いいかげんな修理がされていた。オカン、ノブの付け方が逆だよ!


僕はロックだけれど、ロックされないように生きていきたい。そう、強く思った。


(了)


1月18日23時追記 脱出から一夜。番外篇「どうして密室はつくられたか?」

久しぶりの実家だったので知らなかったのだけど、書斎のドアはおかしかったらしい(母親談)。

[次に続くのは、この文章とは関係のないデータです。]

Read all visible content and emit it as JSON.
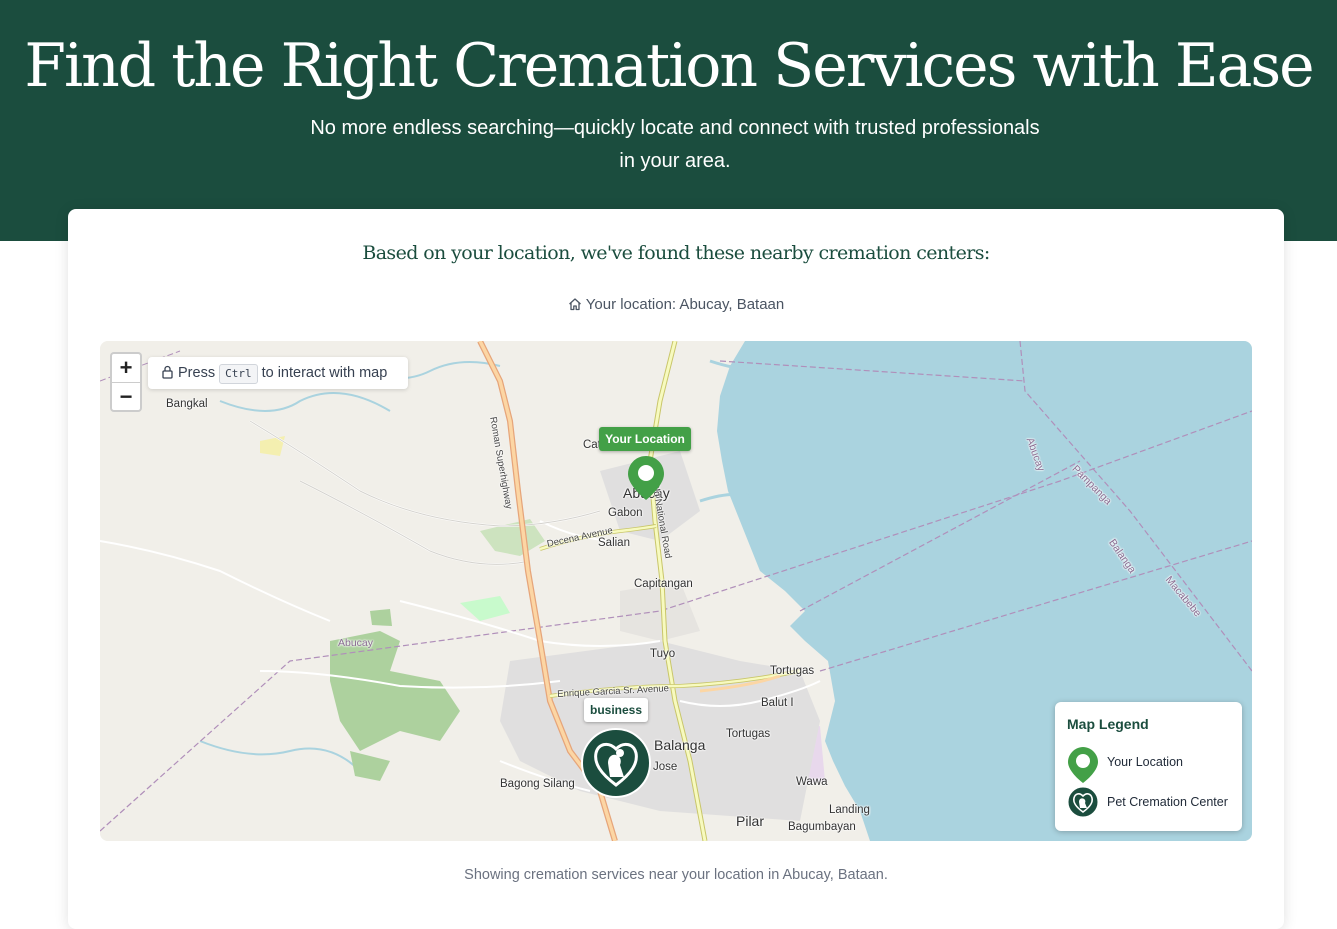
{
  "hero": {
    "title": "Find the Right Cremation Services with Ease",
    "subtitle_line1": "No more endless searching—quickly locate and connect with trusted professionals",
    "subtitle_line2": "in your area."
  },
  "results": {
    "heading": "Based on your location, we've found these nearby cremation centers:",
    "location_label": "Your location: Abucay, Bataan",
    "footer_note": "Showing cremation services near your location in Abucay, Bataan."
  },
  "map": {
    "zoom_in": "+",
    "zoom_out": "−",
    "hint_press": "Press",
    "hint_key": "Ctrl",
    "hint_rest": "to interact with map",
    "your_location_tag": "Your Location",
    "business_tag": "business",
    "places": {
      "bangkal": "Bangkal",
      "abucay": "Abucay",
      "gabon": "Gabon",
      "salian": "Salian",
      "capitangan": "Capitangan",
      "tuyo": "Tuyo",
      "tortugas1": "Tortugas",
      "tortugas2": "Tortugas",
      "balut": "Balut I",
      "balanga": "Balanga",
      "jose": "Jose",
      "bagong_silang": "Bagong Silang",
      "wawa": "Wawa",
      "landing": "Landing",
      "pilar": "Pilar",
      "bagumbayan": "Bagumbayan",
      "catr": "Catr",
      "abucay_admin": "Abucay"
    },
    "roads": {
      "roman": "Roman Superhighway",
      "old_national": "Old National Road",
      "decena": "Decena Avenue",
      "enrique": "Enrique Garcia Sr. Avenue"
    },
    "water_labels": {
      "abucay_bay": "Abucay",
      "pampanga": "Pampanga",
      "balanga_bay": "Balanga",
      "macabebe": "Macabebe"
    },
    "colors": {
      "water": "#aad3df",
      "land": "#f1efe9",
      "primary": "#1b4d3e",
      "your_location": "#43a047"
    }
  },
  "legend": {
    "title": "Map Legend",
    "items": [
      {
        "label": "Your Location",
        "icon": "location-pin-icon"
      },
      {
        "label": "Pet Cremation Center",
        "icon": "pet-cremation-icon"
      }
    ]
  }
}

ドアノブを回しても引っかかるような感蝕があったので、これはマズイと思った母親は、バンソウコウで、

ラッチを押し込んだ状態に固定した(上から二枚目の写真にバンソウコウが映っているのがわかるだろうか?)。別の方法があったと思うのだけど、母親はバンソウコウ主義者らしい。状況を知らない僕が書斎に入ろうとしたときには、このように、

バンソウコウはちぎれていて、(廊下側からバンソウコウはみえない!)僕が書斎に入りドアを閉じたときに、

押さえのなくなったラッチが押し出され、もともと調子の悪かった機構が完全にイカれて、ロック!密室の完成というわけ。で、僕の苦闘を知らない母親がまたまたバンソウコウでドア修理をしているのが頭痛いんだけど、どうしてバンソウコウ主義者になったのか、その理由をちょっと訊いてみたい。ガムテープもビニールテープも実家にしっかりあったよ…。